I made some of the equations into LaTeX form, but I'm unsure of how to format the quotes. I was taught to open and close quotes (in text mode) with ` and '. Unfortunately, the backquote character produces a rendering error. Instead, I used

T \vDash t = ''B''

which produces

$T \vDash t = ''B''$

That aint' right, obviously. What's the right way to get quotes in an equation? Twinxor t 21:17, 8 April 2006 (UTC)

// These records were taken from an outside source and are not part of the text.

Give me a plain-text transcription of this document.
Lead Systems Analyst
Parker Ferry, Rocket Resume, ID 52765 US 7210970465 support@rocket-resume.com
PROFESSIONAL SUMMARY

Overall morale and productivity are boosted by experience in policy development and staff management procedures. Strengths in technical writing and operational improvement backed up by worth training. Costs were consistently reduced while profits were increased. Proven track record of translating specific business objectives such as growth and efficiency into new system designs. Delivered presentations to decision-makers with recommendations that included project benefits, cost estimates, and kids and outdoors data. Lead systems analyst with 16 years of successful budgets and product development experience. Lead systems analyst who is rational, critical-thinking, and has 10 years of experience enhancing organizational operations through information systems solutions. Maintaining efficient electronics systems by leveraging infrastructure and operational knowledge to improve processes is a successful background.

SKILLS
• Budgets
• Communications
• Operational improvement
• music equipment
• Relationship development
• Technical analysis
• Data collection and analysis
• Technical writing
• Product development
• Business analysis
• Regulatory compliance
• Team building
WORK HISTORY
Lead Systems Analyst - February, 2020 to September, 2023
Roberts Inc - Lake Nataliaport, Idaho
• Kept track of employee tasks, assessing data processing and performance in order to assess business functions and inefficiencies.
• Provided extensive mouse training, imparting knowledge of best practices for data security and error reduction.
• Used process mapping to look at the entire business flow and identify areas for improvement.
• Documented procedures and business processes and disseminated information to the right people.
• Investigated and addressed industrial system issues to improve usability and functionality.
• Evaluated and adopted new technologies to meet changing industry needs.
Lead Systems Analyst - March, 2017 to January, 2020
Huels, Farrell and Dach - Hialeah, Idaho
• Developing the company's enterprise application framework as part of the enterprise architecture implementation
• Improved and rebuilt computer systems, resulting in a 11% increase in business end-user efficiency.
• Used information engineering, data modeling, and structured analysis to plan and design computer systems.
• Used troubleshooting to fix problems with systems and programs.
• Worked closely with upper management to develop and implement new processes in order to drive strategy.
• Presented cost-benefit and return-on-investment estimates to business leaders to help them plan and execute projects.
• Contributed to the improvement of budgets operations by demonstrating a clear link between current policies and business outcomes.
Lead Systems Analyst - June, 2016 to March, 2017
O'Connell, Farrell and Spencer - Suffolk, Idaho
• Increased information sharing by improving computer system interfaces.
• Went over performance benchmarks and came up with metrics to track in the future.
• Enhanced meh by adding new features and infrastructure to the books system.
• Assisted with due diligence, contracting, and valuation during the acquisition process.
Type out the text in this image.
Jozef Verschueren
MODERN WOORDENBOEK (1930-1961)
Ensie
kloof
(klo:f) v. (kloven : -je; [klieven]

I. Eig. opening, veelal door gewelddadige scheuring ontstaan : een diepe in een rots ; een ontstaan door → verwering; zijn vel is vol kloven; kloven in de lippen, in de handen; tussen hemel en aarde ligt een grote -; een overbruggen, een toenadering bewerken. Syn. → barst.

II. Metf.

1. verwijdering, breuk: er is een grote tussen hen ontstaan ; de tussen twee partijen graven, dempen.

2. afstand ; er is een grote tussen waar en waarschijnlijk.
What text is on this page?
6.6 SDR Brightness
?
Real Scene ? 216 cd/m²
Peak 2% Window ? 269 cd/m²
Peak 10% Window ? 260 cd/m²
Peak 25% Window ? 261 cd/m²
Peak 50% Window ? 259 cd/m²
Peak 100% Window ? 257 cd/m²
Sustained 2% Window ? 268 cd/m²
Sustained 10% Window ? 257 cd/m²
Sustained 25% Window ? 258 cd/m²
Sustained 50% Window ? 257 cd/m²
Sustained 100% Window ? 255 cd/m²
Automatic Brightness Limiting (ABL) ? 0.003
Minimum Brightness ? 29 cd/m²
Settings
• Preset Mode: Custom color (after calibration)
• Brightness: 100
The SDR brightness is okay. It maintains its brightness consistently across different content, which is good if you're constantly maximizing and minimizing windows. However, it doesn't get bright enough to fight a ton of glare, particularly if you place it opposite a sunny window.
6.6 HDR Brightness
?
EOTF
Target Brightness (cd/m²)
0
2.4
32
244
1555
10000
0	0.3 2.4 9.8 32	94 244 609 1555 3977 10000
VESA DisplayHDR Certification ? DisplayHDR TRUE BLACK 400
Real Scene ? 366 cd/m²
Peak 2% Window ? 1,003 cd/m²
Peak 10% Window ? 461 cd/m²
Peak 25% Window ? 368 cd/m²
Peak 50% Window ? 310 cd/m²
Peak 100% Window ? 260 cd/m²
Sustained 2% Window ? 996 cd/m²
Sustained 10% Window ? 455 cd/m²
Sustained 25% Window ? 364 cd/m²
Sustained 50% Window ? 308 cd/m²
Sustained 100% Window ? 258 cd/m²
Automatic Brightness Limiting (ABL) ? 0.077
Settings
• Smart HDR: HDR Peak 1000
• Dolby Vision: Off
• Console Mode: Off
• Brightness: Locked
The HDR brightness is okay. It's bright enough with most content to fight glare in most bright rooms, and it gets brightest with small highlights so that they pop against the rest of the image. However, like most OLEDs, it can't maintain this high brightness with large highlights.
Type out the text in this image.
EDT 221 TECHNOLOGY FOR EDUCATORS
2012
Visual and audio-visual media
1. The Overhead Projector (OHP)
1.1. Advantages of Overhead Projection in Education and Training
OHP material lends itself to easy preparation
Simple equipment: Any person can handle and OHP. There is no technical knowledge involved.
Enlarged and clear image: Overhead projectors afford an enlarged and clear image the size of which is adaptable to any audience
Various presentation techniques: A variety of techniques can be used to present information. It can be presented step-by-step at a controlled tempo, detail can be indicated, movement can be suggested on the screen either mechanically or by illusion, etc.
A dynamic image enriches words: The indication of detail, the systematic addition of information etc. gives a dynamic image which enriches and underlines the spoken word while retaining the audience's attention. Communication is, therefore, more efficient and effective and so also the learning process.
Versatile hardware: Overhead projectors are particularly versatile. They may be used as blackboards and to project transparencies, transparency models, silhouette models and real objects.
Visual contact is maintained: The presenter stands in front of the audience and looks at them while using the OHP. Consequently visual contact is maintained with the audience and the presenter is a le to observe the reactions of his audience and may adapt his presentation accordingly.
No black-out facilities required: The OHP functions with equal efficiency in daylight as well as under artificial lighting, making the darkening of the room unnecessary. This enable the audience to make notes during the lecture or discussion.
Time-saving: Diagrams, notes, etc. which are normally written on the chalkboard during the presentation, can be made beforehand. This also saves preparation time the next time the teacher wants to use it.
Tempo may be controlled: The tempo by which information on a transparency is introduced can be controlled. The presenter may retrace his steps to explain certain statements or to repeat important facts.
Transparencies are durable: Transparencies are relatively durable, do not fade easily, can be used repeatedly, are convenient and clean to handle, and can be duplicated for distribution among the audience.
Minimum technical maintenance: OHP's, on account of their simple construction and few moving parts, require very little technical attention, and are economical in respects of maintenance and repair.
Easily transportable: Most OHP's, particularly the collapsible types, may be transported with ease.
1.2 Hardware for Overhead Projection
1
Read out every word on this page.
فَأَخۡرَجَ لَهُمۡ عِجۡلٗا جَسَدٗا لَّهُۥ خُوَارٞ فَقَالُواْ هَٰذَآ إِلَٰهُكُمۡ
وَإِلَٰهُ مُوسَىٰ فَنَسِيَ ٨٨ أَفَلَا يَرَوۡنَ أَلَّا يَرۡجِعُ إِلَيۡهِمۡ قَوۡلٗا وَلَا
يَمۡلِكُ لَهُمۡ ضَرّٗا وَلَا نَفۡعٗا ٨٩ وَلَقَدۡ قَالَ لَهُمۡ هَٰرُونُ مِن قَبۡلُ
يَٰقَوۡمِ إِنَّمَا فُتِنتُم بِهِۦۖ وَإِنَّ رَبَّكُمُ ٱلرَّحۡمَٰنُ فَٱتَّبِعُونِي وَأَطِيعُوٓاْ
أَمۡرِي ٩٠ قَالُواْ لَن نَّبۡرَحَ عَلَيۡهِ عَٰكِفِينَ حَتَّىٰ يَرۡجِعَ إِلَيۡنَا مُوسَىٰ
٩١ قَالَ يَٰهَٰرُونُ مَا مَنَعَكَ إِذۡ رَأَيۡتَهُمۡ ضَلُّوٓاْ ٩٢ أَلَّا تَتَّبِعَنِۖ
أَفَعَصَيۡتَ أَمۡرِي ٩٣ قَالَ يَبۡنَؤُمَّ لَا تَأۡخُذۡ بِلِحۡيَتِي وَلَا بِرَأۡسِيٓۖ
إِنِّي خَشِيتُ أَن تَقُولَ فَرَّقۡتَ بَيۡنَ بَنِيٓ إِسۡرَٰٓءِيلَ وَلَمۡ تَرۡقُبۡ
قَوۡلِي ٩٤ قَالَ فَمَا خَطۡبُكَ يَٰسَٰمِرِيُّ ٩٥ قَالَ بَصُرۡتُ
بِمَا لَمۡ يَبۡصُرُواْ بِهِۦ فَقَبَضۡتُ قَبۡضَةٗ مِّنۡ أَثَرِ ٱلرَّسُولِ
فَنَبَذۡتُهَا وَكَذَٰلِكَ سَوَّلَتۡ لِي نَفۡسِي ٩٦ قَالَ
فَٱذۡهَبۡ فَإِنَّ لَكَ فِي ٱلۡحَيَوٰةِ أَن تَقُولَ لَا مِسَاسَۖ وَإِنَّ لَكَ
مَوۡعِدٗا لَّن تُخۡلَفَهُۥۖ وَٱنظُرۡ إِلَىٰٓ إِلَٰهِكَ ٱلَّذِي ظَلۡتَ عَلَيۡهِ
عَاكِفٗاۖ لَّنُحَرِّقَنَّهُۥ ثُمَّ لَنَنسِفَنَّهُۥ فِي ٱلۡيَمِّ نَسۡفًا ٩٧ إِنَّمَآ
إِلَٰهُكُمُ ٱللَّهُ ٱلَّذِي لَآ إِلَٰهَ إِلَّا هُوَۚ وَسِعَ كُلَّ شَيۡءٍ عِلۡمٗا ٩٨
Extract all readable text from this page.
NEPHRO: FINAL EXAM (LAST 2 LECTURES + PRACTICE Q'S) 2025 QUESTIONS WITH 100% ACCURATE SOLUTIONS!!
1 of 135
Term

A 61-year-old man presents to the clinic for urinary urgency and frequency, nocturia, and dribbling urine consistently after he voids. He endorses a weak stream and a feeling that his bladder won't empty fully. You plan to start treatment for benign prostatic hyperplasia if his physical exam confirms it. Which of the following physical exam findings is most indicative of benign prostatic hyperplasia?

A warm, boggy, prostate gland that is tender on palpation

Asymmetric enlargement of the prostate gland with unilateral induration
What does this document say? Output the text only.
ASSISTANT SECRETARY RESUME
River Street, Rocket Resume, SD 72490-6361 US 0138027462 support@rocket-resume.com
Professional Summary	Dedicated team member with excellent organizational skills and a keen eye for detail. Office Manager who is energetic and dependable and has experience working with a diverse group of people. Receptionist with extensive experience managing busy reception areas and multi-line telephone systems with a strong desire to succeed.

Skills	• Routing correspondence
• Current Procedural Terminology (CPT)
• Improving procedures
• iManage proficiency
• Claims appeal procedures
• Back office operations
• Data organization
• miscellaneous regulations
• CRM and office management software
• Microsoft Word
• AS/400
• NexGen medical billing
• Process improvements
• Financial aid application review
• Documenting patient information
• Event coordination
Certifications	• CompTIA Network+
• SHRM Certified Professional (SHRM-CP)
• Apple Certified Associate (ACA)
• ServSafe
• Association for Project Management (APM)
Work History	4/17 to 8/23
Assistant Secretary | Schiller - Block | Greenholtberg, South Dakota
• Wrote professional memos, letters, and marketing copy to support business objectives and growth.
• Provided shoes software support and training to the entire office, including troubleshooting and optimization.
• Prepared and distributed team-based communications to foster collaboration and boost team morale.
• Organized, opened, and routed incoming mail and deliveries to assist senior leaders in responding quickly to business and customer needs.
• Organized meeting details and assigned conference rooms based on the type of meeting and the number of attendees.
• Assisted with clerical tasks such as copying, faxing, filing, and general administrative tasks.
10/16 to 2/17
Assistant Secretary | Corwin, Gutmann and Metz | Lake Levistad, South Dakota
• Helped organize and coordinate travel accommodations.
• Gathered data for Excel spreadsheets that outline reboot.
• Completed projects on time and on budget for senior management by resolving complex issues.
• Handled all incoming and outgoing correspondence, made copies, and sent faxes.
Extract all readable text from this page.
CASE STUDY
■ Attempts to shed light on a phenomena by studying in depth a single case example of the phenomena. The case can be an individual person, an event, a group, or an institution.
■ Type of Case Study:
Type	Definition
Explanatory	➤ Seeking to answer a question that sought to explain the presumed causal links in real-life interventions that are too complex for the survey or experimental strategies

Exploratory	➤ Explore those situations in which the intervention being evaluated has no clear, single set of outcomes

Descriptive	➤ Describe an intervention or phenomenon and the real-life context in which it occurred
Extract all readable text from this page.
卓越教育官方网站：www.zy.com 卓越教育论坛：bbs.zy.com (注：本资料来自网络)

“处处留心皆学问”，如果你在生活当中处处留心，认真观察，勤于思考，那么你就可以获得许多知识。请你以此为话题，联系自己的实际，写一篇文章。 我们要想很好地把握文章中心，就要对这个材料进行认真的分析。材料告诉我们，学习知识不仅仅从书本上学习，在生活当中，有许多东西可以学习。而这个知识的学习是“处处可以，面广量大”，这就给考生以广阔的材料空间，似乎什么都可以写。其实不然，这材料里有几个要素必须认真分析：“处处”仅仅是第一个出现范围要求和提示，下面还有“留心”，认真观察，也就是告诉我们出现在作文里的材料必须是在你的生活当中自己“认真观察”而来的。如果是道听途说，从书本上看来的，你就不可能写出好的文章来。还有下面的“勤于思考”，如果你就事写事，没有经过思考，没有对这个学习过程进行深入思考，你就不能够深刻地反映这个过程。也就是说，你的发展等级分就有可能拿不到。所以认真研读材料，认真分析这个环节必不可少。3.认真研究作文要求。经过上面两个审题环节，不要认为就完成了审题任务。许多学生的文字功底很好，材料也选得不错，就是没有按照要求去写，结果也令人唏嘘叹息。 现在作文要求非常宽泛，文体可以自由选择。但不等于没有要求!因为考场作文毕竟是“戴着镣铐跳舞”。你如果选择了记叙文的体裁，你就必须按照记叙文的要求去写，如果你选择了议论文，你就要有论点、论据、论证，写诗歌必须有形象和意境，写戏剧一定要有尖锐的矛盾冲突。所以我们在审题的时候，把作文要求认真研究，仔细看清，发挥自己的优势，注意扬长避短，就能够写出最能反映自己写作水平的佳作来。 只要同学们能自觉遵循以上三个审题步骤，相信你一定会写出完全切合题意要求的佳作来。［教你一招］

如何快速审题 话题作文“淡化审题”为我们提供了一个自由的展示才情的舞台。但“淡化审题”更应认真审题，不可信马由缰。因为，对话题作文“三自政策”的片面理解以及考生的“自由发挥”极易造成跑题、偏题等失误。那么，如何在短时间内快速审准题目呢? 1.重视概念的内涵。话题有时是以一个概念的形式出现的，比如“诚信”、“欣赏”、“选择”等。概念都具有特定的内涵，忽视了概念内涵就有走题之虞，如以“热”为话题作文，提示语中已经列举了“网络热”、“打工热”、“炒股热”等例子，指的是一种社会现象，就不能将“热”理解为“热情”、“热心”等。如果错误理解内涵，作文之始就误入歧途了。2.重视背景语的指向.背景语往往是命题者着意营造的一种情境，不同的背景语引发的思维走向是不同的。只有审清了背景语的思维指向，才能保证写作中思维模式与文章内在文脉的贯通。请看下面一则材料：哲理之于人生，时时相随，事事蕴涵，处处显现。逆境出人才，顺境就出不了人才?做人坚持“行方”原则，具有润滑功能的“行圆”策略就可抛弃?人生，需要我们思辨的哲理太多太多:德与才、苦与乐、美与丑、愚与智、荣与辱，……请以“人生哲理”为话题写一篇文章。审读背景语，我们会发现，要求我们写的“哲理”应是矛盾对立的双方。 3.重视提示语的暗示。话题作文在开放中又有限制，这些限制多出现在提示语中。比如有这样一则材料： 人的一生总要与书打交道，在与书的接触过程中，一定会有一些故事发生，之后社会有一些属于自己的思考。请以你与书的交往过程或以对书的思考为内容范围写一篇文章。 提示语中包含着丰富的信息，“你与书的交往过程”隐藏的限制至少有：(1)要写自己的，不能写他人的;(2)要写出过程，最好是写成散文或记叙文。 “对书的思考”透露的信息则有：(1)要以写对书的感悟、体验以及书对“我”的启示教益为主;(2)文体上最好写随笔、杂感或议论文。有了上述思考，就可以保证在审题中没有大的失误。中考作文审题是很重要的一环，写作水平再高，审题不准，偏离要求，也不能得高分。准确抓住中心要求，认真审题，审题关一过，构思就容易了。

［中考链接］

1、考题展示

Actually, using ``B" (a double quote on the right) works in LaTeX, and it seems that's what most people do if they need quotes in an equation. Unfortunately, as you noticed, it doesn't work in MediaWiki. At this point, I would suggest asking on Wikipedia_talk:WikiProject_Mathematics, as that will attract the attention of some people very savvy in this kind of stuff. --Chan-Ho (Talk) 08:17, 9 April 2006 (UTC)

Damn, where was all this expertise when I ran into excatly the same problem? :) I spent ages reading all the documentation and concluded that there is no clean way of doing real quotes in equations, if you can't escape out of math mode temporarily. Stevage 14:53, 7 May 2006 (UTC)

[edit] Proposed new proof

Proof. Substitute the code number of A for x in A(x) and obtain the sentence A("A"). Let Diag(A) denote this sentence, called the diagonalization of A. Diag, the diagonal function, is representable in T because Diag can be proved computable and by assumption, all computable functions can be represented in T. Let D(x) denote the T representation of the diagonal function. Consider the sentence A(D(x)), which asserts that the diagonalization of x has property A. Now let B be the diagonalization of A(D(x)), so that B is the sentence A(D("A(D(x))")). Hence B has the form A(t), where t is the term D("A(D(x))"). Clearly,

(1) $T \vdash B \leftrightarrow A(t).$

But t denotes the diagonalization of A(D(x)), namely B. Also,

(2) $T \vDash t =\,''\!B''.$

because B is provable in T. Substituting (2) into (1) yields:

$T \vdash B \leftrightarrow A(''B'').$ QED.

This proof isn't so much "new" as "reworded". I want to give experts in the area an opportunity to twiddle this proof until they are satisfied. I have interchanged D(x) and Diag(x). The shorter notation should be used for the function that can be an argument of predicates.

Where can I find a proof that Diag is computable?202.36.179.65 23:54, 16 August 2006 (UTC)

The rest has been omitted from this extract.